No stock appreciation rights were exercised during such year or were outstanding
at the end of that year.
<TABLE>
<CAPTION>
Value of Exercisable/
Number of Securities Unexercisable In-the-
Underlying Unexercised Money Options
Options at June 30, 1998 at June 30, 1998 (1)
------------------------ --------------------
Exercisable(1) Unexercisable Exercisable Unexercisable
-------------- ------------- ----------- -------------
<S> <C> <C> <C> <C>
Charles G. Marianik 37,858 8,000 $-0- $-0-
Ronald J. Kovach 32,951 4,000 $-0- $-0-
Howard D. Zumbrun 2,333 4,667 $-0- $-0-
</TABLE>
- -------------------
(1) Equal to the fair market value of securities underlying the option at
fiscal year end ($2.875 per share) minus the exercise price payable for
those securities.
8
<PAGE>
Employment Agreements, Termination of Employment and
Change-In-Control Agreements
On June 27, 1997, the employment agreement between the Company and Mr. Marianik
was automatically extended for two years in accordance with the terms of the
contract. This employment agreement entitled Mr. Marianik to a base salary of
$215,000 in 1998. Mr. Marianik voluntarily reduced his salary in May of 1998 to
$165,000. Under such agreement, Mr. Marianik is to be employed by the Company in
an executive capacity as Chairman of the Board, Chief Executive Officer and
President, or in a position substantially similar thereto. In the case of (i) a
change in control, sale or merger of the Company, (ii) the termination of his
employment without cause, or (iii) a substantial change in his position with the
Company, Mr. Marianik will be entitled to receive a minimum of two (2) years of
salary continuation (including bonuses), as well as to retain certain employee
benefits, including an automobile and a life insurance policy, paid in full by
the Company. (There are no other employment agreements with any other Named
Executive Officer.)
Pursuant to the express provisions of the Stock Option Plan, the outstanding
options under the Plan held by the Chief Executive Officer and the Company's
other Named Executive Officers will immediately accelerate in full and become
exercisable for all of the shares at the time subject to that option in the
event the Company is acquired by merger, consolidation or asset sale, unless the
option is to be assumed by the successor corporation or otherwise replaced with
a comparable option to purchase the shares of such successor corporation.
Pursuant to the terms of the option agreements evidencing the outstanding
options, the options will also accelerate and become immediately exercisable for
all of the shares at the time subject to those options, should there occur
certain changes in the ownership of more than twenty per cent (20%) of the
Company's outstanding voting securities or in the majority of the Board members
as a result of any tender for the Company's outstanding voting securities,
merger or other business combination or proxy contest for the election of Board
members. On December 8, 1995, MLTV purchased 333,333 shares of the Company's
Common Stock resulting in a change in ownership of more than twenty per cent
(20%) of the Company's outstanding securities and the acceleration of the
exercisability of all of the then outstanding options.

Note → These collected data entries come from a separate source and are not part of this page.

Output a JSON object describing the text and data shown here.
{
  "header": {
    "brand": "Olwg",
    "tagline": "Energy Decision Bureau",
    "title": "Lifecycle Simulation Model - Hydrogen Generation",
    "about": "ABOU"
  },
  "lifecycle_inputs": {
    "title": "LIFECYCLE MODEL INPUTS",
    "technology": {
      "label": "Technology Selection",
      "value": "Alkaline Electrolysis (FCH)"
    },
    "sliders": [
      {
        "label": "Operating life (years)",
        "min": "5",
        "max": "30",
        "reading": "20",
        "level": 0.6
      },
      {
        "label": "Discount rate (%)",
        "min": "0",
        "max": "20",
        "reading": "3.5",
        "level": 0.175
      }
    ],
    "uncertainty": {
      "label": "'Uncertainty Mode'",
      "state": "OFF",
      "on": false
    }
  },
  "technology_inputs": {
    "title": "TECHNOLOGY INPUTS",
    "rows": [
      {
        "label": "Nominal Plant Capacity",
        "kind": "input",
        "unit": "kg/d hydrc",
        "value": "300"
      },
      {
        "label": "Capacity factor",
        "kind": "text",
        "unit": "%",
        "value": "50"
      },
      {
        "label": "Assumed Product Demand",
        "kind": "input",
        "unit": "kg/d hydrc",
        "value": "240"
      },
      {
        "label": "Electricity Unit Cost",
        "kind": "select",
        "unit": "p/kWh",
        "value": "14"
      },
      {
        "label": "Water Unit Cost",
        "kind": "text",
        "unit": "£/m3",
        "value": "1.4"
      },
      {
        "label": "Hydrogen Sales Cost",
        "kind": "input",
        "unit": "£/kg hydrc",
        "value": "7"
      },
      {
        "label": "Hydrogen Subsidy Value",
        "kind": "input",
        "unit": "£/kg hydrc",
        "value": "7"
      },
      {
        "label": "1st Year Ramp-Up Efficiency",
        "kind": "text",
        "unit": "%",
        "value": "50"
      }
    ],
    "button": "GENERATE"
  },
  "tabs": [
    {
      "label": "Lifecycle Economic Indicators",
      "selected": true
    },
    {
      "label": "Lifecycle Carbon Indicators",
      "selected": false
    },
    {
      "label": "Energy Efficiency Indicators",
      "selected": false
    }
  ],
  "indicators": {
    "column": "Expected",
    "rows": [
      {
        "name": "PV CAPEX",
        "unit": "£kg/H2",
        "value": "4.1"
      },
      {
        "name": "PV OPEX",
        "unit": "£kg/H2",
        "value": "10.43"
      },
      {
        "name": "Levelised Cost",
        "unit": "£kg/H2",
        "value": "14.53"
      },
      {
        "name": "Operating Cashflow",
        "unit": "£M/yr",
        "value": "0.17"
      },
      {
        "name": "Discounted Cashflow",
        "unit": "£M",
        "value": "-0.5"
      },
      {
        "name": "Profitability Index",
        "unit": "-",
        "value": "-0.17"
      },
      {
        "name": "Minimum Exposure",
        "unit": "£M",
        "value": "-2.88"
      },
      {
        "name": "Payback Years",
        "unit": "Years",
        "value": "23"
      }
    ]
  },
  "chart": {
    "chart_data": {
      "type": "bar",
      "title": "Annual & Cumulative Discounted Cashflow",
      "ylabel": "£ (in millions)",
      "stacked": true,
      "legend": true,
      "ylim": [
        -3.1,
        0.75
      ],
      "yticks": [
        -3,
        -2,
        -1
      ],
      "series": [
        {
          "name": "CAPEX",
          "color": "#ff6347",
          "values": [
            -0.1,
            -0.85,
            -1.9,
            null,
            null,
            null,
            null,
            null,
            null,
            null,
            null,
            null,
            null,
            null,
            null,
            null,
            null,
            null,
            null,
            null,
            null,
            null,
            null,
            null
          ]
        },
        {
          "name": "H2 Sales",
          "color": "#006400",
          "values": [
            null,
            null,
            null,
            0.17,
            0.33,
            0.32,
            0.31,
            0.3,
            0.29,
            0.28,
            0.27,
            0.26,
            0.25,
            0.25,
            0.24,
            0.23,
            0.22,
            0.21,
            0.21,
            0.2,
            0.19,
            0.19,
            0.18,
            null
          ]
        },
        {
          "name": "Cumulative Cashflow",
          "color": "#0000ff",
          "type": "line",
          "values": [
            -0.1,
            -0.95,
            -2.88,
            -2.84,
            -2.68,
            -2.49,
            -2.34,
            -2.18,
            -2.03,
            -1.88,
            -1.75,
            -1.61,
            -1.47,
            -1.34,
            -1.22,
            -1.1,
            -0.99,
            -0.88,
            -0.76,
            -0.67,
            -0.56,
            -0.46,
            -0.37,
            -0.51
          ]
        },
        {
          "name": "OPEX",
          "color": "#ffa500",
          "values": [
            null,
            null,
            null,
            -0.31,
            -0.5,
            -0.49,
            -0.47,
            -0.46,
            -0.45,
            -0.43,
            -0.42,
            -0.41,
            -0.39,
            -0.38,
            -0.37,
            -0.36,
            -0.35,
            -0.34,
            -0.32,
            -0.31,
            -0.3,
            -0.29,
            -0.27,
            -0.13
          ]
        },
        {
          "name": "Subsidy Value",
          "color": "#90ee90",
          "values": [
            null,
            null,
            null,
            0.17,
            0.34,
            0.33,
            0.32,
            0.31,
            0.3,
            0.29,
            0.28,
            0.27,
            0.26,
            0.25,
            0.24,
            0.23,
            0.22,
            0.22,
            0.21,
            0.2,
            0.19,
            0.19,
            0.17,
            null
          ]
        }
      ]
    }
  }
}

Compensation Committee Interlocks and Insider Participation
The Compensation Committee of the Company's Board of Directors is comprised of
James Mrazek, Chairman, and Dr. Robert Curry. Neither of these individuals was
at any time during the 1998 fiscal year or at any other time an officer or
employee of the Company.
No Named Executive Officer of the Company served on the Board of Directors or
compensation committee of any entity that has one or more executive officers
serving as a member of the Company's Board of Directors or Compensation
Committee.
9
<PAGE>
REPORT OF COMPENSATION COMMITTEE
Decisions on compensation matters relating to the Company's Chief Executive
Officer, Charles G. Marianik, and the Company's other Named Executive Officer
are generally made by the Compensation Committee of the Board. The Compensation
Committee currently consists of Mr. Mrazek and Dr. Curry, two of the Company's
non-employee directors. The Compensation Committee approves employment
contracts, base compensation, bonuses and other forms of incentive compensation
and non-cash compensation. The Compensation Committee also has exclusive
responsibility for the administration of the Company's Stock Option Plan under
which option grants are made to executive officers and other key employees. The
Compensation Committee has furnished the following report on the compensation
for the Named Executive Officers of the Company for the fiscal year ended June
30, 1998.
General Compensation Policy. The Compensation Committee's overall policy is to
offer the Company's Named Executive Officers competitive compensation
opportunities based upon the officer's personal performance, the performance of
the Company and the officer's contributions to the Company's performance. The
Compensation Committee believes that this policy will enable the Company to
attract and retain qualified key executive officers. The Compensation
Committee's primary objective is to tie a substantial portion of each officer's
compensation to the achievement of corporate and individual performance
objectives. Accordingly, each Named Executive Officer's compensation package is
generally comprised of three elements: (i) base salary that reflects individual
performance and is designed primarily to be competitive with salary levels in
the industry; (ii) annual variable performance awards tied to the achievement of
individual and corporate performance goals established by the Compensation
Committee; and (iii) stock-based incentive awards designed to strengthen the
mutuality of interests between the Named Executive Officers and the Company's
shareholders. Generally, as each officer's level of responsibility increases a
greater portion of his or her total compensation will be tied to Company
performance and stock price appreciation rather than base salary.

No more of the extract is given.